Monday, March 15, 2010

Royal Cheese

So, of course as an American in France, I am overwhelmed at the quality of food.  It's France after all, the mother country.  Wine everywhere, and more pastry than you could shake a baguette at.  I really hadn't missed much in terms of American food, excluding caffeine, but that's a different case in itself.  Every now and again, I might have something that was kind of like an American product, but not exactly the same, or was supposed to be just like something else, but nope, not really.

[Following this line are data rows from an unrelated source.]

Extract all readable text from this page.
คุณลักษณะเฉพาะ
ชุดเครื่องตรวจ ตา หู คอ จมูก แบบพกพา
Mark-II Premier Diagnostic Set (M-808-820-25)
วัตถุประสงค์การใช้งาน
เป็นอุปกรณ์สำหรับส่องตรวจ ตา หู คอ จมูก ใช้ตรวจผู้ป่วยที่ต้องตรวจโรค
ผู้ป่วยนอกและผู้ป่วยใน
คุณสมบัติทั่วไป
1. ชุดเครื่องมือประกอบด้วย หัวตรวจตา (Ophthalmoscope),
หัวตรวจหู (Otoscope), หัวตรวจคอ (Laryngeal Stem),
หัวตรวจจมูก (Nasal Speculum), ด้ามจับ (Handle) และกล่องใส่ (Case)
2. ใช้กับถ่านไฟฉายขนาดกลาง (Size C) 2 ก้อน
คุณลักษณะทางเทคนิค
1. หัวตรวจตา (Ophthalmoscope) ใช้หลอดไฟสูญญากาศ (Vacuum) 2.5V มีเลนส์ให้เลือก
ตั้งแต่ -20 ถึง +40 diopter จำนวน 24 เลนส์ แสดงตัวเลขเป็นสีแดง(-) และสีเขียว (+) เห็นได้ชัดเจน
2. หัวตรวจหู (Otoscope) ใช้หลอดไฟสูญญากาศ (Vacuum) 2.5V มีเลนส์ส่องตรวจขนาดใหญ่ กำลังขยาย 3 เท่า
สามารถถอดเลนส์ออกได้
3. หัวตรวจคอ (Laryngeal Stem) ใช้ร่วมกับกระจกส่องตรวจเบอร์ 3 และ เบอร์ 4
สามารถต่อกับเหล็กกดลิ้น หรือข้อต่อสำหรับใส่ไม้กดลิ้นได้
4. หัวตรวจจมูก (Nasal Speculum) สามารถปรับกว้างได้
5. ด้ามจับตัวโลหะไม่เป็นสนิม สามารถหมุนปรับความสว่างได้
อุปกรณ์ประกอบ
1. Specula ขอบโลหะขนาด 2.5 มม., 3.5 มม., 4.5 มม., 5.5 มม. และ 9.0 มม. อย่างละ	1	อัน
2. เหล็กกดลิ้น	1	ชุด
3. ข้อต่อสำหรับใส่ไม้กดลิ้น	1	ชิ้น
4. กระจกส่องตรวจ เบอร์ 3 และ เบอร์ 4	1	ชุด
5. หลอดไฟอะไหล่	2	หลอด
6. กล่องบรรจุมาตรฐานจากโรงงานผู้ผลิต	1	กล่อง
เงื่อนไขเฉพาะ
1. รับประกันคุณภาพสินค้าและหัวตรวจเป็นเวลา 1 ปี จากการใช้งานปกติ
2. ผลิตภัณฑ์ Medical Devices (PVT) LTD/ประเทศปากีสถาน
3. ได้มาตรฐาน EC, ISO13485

One place that I had enjoyed all of my life, and still do despite the tone of this article, is Mc Donald's.  I don't know about anyone else reading this, but it was that one place where you always knew what you were going to get.  Everyone had their favorites, and rarely deviated from that path.  In college, it was my lunch every day, and lord help me when they got debit readers in every location.  I was done, and my gut showed it.

I had been to Mc Donald's my first time in France when my partner met me at the airport.  We had to catch a train, but we were both hungry.  So we took a stop on the metro, and we were searching for someplace to eat.  He had found a Mc Donald's, Saint-Graal, as I sometimes call it.  So after he thought for a minute about what the actual name was for things in French (imagine the confusion on the face of the woman running the register when he asked for a "double cheeseburger" with a French accent) we had a nice meal.  Although the fries were smaller, and the drinks were way smaller.  We had to hurry, so I didn't really notice much.

The other weekend, we went to Mc Donald's with our niece.  We're relatively the same age, so it was all good.  They were ordering together and I was ordering separate.  Before we went in, I had to ask a few times to make sure what to ask for, and how.  For example, when you order a combo, it's called a "menu."  Since it's French so the "u" comes out like your mouth is saying an "e" but your lips are saying a very hard "u."

So I am looking over the prices of stuff.  It's quite ridiculous.  6 euros for a combo meal.  I say I guess, and just go with it.  I ended up getting what looked like a quarter pounder with cheese combo, a 6 piece mc nugget, and a chocolate muffin.  14 euros.  I am not joking.  After the initial laughter wore off, I ran my card, which had to be signed because it was a foreign card.  French people are very ill equipped for this.  It literally causes all kinds of confusion.  So I sign and wait.  And wait.   And wait some more.

They were short on fries, and they really didn't seem to be in a hurry about it.  I am used to the American ones where they handle lots of people fast.  they just kind of stood around and waited for the fries to get done.  Not much of a rush place.  I dunno, Mc Donald's in the US just seem faster.  Maybe it's just me.  So we head home and have a great dinner where I know exactly what to expect. 

The next day I talk with my sister in law about how expensive it was.  She said that yes, it's very expensive to be prohibitive.  That way people will not just get fast food.  There is, literally no joke here, a 20% tax on all food at Mc Donald's.  I was shocked.  I saw an article where they were trying to do it in the US, and I just thought it was hilarious.  I was not as outraged by it as I would have been if I were still living in Ohio.  Pretty crazy.  But yeah, part of me doesn't think it's such a bad idea anymore.

So I checked my bank account after, and I spent over 18 dollars at a Mc Donald's.  I remember when I used to get dinner for my partner and I, we were talking 12 dollars, and we had two full bags.  But such is France.  More to get used to, I guess.